De acordo com Locatelli, a mesma situação foi verificada em quatro estados percorridos pelo jornalista: São Paulo, Mato Grosso, Mato Grosso do Sul e Goiás. Ao Podprevenir, ele comenta o caso da trabalhadora de um frigorífico da JBS que ficou incapacitada para a atividade laboral por carregar excesso de peso em jornadas excessivas. Em outro depoimento, o funcionário de um dos curtumes da empresa relata que teve a mão triturada em um equipamento, mesmo tendo avisado o supervisor que a máquina não estava operando normalmente. Nos dois casos, Locatelli explica que os funcionários disseram que não receberam apoio da JBS, embora a empresa tenha alegado o contrário.

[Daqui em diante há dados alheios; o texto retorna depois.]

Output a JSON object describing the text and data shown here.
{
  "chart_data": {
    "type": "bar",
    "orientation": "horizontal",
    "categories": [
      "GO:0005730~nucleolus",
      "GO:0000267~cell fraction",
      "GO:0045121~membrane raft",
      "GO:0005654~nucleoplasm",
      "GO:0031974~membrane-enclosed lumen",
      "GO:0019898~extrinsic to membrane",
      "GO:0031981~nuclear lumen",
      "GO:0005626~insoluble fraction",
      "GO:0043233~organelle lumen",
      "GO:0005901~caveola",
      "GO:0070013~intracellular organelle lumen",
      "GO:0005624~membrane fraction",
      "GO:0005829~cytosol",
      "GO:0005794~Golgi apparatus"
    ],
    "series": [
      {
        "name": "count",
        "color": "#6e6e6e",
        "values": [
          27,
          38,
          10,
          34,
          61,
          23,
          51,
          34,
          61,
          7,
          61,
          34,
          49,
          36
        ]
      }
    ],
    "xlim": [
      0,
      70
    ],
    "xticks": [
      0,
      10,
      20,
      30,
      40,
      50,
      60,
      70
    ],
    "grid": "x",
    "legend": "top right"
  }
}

“Existe de fato uma constante entre diversos trabalhadores que afirmam que tiveram problemas de saúde, principalmente lesões por esforços repetitivos, devido à forma como está estruturado o trabalho nos frigoríficos”, comenta o jornalista. Ainda este ano, um dos frigoríficos do grupo, em Santa Catarina, teve de pagar R$ 12 milhões por tempo de trabalho excessivo na unidade. E outro no Mato Grosso foi autuado por descumprir normas de segurança.

Locatelli lembra que houve uma melhora no setor, de modo geral, depois da criação da NR-36, em 2013, norma que estabelece os requisitos mínimos para a avaliação, controle e monitoramento dos riscos existentes nas atividades desenvolvidas na indústria de abate e processamento de carnes. “Mas ainda existem muitos problemas na atividade e é espantoso constatar que uma empresa do porte da JBS não consiga oferecer um ambiente de trabalho seguro”, afirma o jornalista.